Fernando hated his son. From his earliest boyhood he had felt
the sentiment of aversion, which, far from endeavoring to quell, he
allowed to take deep root, until Ludovico's most innocent
action became a crime, and a system of denial and resistance was
introduced that called forth all of sinister that there was in the
youth's character, and engendered an active spirit of
detestation in his father's mind. Thus Ludovico grew, hated and
hating. Brought together through their common situation, the father
and son, lord and vassal, oppressor and oppressed, the one was
continually ready to exert his power of inflicting evil, the other
perpetually on the alert to resist even the shadow of tyranny.
After the death of his mother, Ludovico's character greatly

The smile that, as the sun, had then often irradiated his
countenance, now never shone; suspicion, irritability, and dogged
resolution, seemed his master-feelings. He dared his father to the
worst, endured that worst, and prevented from flying by his sacred
observance of his vow, nurtured all angry and even revengeful
feelings till the cup of wrath seemed ready to overflow. He was
loved by none, and loving none his good qualities expired, or slept
as if they would never more awaken.

His father had intended him for the Church; and Ludovico, until
he was sixteen, wore the priestly garb. That period past, be cast
it aside, and appeared habited as a cavalier of those days, and in
short words told his parent that he refused to comply with his
wishes; that he should dedicate himself to arms and enterprise. All
that followed this dedaration--menace, imprisonment, and even
ignominy--he bore, but he continued firm; and the haughty Fernando
was obliged to submit his towering will to the firmer will of a
stripling. And now, for the first time, while rage seemed to burst
his heart, he felt to its highest degree the sentiment of hatred;
he expressed this passion-- words of contempt and boundless
detestation replied; and the bystanders feared that a personal
encounter would ensue. Once Fernando put his hand on his sword, and
the unarmed Ludovico drew in and collected himself, as if ready to
spring and seize the arm that might be uplifted against him.

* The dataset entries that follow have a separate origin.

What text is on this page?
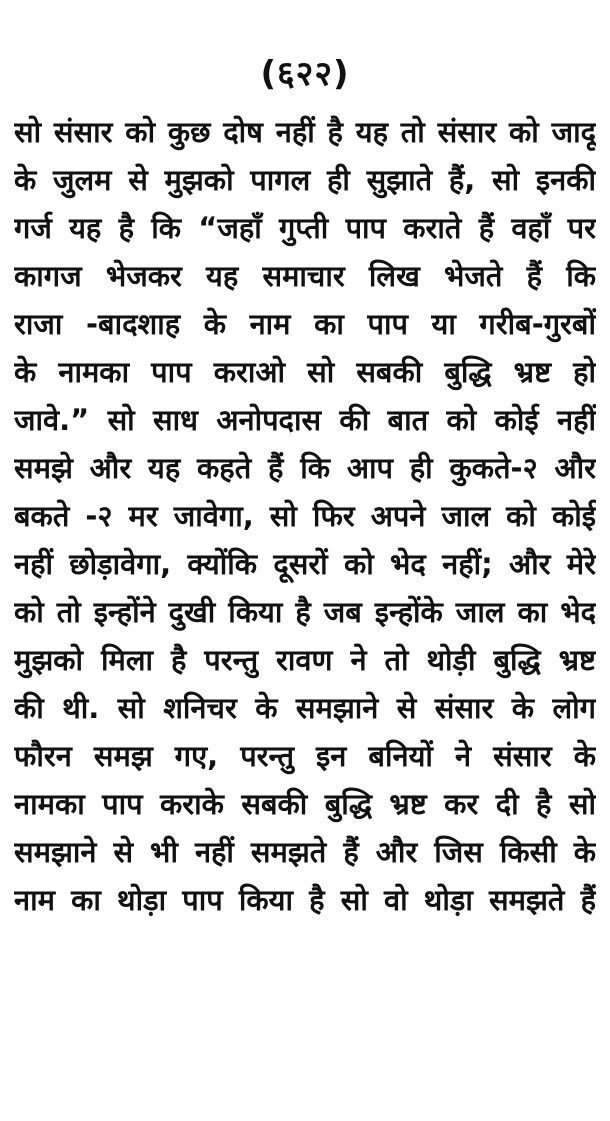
(६२२)
सो संसार को कुछ दोष नहीं है यह तो संसार को जादू
के जुलम से मुझको पागल ही सुझाते हैं, सो इनकी
गर्ज यह है कि “जहाँ गुप्ती पाप कराते हैं वहाँ पर
कागज भेजकर यह समाचार लिख भेजते हैं कि
राजा -बादशाह के नाम का पाप या गरीब-गुरबों
के नामका पाप कराओ सो सबकी बुद्धि भ्रष्ट हो
जावे.” सो साध अनोपदास की बात को कोई नहीं
समझे और यह कहते हैं कि आप ही कुकते-२ और
बकते -२ मर जावेगा, सो फिर अपने जाल को कोई
नहीं छोड़ावेगा, क्योंकि दूसरों को भेद नहीं; और मेरे
को तो इन्होंने दुखी किया है जब इन्होंके जाल का भेद
मुझको मिला है परन्तु रावण ने तो थोड़ी बुद्धि भ्रष्ट
की थी. सो शनिचर के समझाने से संसार के लोग
फौरन समझ गए, परन्तु इन बनियों ने संसार के
नामका पाप कराके सबकी बुद्धि भ्रष्ट कर दी है सो
समझाने से भी नहीं समझते हैं और जिस किसी के
नाम का थोड़ा पाप किया है सो वो थोड़ा समझते हैं
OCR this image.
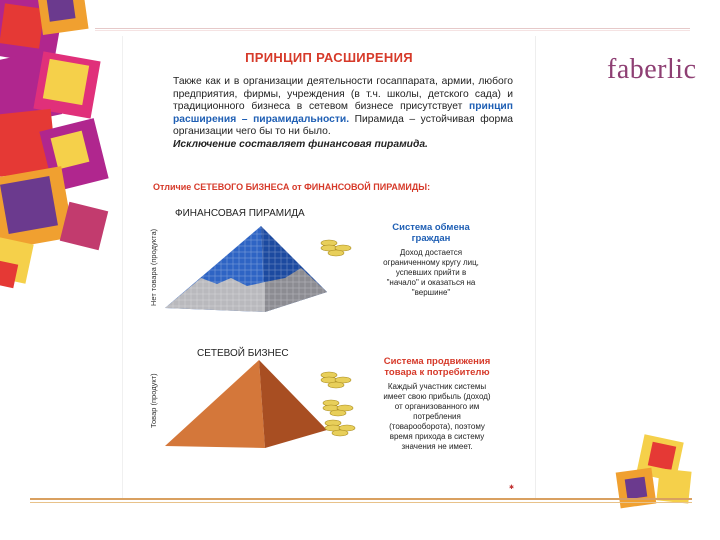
faberlic
ПРИНЦИП РАСШИРЕНИЯ
Также как и в организации деятельности госаппарата, армии, любого предприятия, фирмы, учреждения (в т.ч. школы, детского сада) и традиционного бизнеса в сетевом бизнесе присутствует принцип расширения – пирамидальности. Пирамида – устойчивая форма организации чего бы то ни было.
Исключение составляет финансовая пирамида.
Отличие СЕТЕВОГО БИЗНЕСА от ФИНАНСОВОЙ ПИРАМИДЫ:
ФИНАНСОВАЯ ПИРАМИДА
Нет товара (продукта)
Система обмена граждан
Доход достается ограниченному кругу лиц, успевших прийти в "начало" и оказаться на "вершине"
СЕТЕВОЙ БИЗНЕС
Товар (продукт)
Система продвижения товара к потребителю
Каждый участник системы имеет свою прибыль (доход) от организованного им потребления (товарооборота), поэтому время прихода в систему значения не имеет.
✱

Fernando saw and dreaded the mad ferocity his son's eye
expressed. In all personal encounters of this kind the victory
rests not with the strong, but the most fearless. Fernando was not
ready to stake his own life, or even with his own hand to shed his
son's blood; Ludovico, not as aggressor, but in self-defense,
was careless of the consequences of an attack--he would resist to
the death; and this dauntless feeling gave him an ascendency his
father felt and could not forgive.

From this time Fernando's conduct toward his son changed. He
no longer punished, imprisoned, or menaced him. This was usage for
a boy, but the Prince felt that they were man to man, and acted
accordingly. He was the gainer by the change; for he soon acquired
all the ascendency that experience, craft, and a court education,
must naturally give him over a hot-headed youth, who, nerved to
resist all personal violence, neither saw nor understood a more
covert mode of proceeding. Fernando hoped to drive his son to
desperation. He set spies over him, paid the tempters that were to
lead him to crime, and by a continued system of restraint and
miserable thwarting hoped to reduce him to such despair that he
would take refuge in any line of conduct that promised freedom from
so irksome and degrading a slavery. His observance of his vow saved
the youth; and this steadiness of purpose gave him time to read and
understand the motives of the tempters. He saw his father's
master-hand in all, and his heart sickened at the discovery.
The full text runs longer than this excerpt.